Los vitrales del Pasaje San Martín son quizás la obra artística más emblemática del centro mendocino. Por esto y en vistas de que la galería está próxima a su centenario -lo que ocurrirá en el 2026- el Ministerio de Cultura y Turismo, el Municipio de Capital y el mismo consorcio han encarado la reconstrucción de esta joya patrimonial de Mendoza.
Vitrales del Pasaje San Martín: comenzó la restauración de esta joya patrimonial de Mendoza
La tarea ya comenzó y está en manos del rosarino Esteban Grimi, especialista en arte vitral.
La labor que debe realizar el artista es muy delicada y minuciosa, por lo que llevará tiempo, Por este motivo, aún no han fecha de finalización de la obra.
Cómo será la tarea en los vitrales del Pasaje San Martín
Grimi explicó que si bien los vitrales del Pasaje San Martín están enteros, se encontró con varias piezas con múltiples fracturas que fueron pegadas con epoxi. Estas fueron reconstruidas en su totalidad, sin pérdida del original.
Solo en un caso fue necesario replicar una pieza tratando de fabricarla lo más aproximada al original posible, incluso con un vidrio muy parecido, contó al Ministerio de Cultura.
►TE PUEDE INTERESAR: Blanca Sgró de Abal, la verdadera autora de los murales que decoran la cúpula del Pasaje San Martín
Durante toda la charla, Grimi subrayó que las técnicas de conservación de vitrales no son las mismas de las que se utilizan para la fabricación de un vitral nuevo.
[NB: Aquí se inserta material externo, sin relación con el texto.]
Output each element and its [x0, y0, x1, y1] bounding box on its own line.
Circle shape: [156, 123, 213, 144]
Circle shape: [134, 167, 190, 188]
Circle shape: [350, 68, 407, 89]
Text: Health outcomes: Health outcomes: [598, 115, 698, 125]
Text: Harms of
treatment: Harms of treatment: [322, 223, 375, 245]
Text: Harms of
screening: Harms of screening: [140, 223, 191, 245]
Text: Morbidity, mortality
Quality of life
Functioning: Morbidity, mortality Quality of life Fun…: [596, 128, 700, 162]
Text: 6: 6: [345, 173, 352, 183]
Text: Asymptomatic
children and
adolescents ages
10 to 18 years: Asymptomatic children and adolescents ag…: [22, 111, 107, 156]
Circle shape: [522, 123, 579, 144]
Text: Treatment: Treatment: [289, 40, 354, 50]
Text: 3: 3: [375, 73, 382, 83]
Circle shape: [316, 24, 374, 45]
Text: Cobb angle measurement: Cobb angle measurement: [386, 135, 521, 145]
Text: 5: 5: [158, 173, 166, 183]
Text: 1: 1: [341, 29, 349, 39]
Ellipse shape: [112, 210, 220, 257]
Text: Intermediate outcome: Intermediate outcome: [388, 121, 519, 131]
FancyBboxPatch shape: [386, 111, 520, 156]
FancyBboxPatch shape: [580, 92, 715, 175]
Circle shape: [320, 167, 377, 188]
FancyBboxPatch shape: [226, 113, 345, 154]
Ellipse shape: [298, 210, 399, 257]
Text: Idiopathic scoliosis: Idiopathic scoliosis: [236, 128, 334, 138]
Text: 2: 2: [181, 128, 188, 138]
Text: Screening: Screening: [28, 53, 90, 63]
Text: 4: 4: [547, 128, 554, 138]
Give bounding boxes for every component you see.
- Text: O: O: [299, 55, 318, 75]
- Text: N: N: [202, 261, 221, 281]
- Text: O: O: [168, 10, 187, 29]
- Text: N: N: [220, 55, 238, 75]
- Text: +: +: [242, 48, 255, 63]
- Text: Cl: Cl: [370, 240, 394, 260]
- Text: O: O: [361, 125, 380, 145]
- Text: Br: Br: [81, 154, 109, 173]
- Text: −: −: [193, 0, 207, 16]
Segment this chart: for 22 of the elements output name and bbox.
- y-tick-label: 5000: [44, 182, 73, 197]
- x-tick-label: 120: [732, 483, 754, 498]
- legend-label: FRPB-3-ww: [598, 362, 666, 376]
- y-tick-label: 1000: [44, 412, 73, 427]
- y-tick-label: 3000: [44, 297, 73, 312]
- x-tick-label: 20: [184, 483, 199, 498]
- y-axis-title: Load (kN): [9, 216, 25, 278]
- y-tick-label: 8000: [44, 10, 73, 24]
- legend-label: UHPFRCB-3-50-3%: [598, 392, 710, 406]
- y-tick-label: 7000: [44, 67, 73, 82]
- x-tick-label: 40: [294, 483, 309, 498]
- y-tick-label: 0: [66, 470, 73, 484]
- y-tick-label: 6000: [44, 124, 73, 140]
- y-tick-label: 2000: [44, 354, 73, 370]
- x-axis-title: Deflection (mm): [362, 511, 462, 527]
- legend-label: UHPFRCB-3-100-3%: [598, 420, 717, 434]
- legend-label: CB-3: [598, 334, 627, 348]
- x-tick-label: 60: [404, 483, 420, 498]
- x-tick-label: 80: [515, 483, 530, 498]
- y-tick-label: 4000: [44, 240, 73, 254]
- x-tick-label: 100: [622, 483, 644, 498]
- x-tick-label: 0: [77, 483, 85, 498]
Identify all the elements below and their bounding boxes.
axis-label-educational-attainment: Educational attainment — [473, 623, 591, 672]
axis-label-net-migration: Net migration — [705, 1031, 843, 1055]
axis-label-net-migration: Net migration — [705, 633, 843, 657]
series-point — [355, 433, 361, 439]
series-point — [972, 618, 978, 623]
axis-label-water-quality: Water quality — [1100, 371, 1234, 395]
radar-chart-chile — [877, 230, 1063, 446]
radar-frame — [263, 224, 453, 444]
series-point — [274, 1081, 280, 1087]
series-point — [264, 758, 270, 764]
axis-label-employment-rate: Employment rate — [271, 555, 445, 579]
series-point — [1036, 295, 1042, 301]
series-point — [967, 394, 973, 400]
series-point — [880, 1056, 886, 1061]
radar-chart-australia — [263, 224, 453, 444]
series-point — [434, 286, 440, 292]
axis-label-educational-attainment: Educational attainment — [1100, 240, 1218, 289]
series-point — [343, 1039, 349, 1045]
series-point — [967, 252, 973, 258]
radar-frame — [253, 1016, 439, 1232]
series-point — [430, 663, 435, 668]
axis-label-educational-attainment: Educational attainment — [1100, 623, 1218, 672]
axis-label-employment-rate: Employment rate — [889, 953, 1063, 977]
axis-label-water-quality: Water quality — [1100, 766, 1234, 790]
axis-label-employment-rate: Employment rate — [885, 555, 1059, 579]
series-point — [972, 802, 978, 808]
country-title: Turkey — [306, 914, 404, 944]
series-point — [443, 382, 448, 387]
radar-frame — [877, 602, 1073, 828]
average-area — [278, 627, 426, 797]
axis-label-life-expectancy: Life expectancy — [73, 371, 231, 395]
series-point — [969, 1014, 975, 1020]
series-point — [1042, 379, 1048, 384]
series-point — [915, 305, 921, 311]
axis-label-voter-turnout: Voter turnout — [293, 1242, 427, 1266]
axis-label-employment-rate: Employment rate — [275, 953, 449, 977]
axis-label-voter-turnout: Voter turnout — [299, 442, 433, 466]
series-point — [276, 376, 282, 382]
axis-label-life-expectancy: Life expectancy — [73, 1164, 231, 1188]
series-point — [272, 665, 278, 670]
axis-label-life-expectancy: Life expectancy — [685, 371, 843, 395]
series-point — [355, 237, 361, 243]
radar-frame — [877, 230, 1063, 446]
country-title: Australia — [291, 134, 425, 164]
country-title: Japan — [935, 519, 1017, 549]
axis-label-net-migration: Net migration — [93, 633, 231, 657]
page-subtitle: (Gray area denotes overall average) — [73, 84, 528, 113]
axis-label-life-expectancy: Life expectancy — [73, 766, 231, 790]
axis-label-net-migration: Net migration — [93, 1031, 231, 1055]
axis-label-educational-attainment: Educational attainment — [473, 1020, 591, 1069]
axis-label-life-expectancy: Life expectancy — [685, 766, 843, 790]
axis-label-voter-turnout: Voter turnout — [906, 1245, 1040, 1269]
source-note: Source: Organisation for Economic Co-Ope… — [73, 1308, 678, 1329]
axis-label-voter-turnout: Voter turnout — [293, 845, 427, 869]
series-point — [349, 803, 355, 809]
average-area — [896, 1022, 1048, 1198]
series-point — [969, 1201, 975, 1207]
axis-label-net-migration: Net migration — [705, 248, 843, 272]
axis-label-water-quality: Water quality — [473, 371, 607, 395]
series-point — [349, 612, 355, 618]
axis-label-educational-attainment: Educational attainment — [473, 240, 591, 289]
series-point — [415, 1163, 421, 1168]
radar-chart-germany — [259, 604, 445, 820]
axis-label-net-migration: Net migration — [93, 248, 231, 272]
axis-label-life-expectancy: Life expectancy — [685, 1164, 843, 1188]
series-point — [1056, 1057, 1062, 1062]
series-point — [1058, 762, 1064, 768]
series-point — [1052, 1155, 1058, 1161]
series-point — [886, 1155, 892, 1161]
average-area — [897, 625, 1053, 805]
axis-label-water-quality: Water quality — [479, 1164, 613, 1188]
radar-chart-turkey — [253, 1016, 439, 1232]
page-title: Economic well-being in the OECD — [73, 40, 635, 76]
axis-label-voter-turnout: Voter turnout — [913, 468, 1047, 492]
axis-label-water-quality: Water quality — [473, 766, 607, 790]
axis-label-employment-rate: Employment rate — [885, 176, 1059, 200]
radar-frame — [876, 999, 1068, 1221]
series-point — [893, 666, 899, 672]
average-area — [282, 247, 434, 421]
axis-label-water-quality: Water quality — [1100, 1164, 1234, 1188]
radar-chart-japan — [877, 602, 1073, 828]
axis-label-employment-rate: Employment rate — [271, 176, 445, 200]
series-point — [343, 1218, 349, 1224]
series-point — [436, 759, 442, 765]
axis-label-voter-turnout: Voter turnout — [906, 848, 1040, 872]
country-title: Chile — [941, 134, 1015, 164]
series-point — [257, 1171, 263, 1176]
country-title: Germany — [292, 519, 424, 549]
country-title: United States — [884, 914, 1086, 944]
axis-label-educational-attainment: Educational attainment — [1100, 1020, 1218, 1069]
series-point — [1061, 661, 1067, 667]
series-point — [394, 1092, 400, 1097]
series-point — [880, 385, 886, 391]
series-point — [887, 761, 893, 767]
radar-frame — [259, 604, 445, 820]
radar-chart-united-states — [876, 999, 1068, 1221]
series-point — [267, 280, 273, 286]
“La diferencia entre un vitralista y un conservador es que el primero posee todas las técnicas para construir un vitral, mientras que el restaurador tiene que velar por mantener el original al máximo posible. Por ejemplo, en piezas que están fracturadas, no se pueden tirar y colocar nuevas porque las mismas tienen un valor histórico y artístico único, especialmente aquellas pintadas a mano. Un conservador de vitrales tiene que tener formación en historia del arte, conocimientos de química, física, estética, entre otros”, recalcó.
La importancia de la documentación
Grimi también hizo referencia a la importancia de la documentación de los procesos para la restauración de este tipo de obra.
“Si hay un material que se agrega nuevo, eso tiene que estar bien documentado. Los pasos para encarar cualquier obra es hacer un estudio previo y, antes de intervenir, también hay que documentar fotográficamente el estado actual de la pieza. Todo esto es necesario para, después, tomar las decisiones de cuál será el camino a seguir. Siempre se trabaja bajo una norma ética de no modificar el original, sino al contrario, mantenerlo el máximo posible con una mínima intervención y con métodos reversibles”, finalizó Grimi.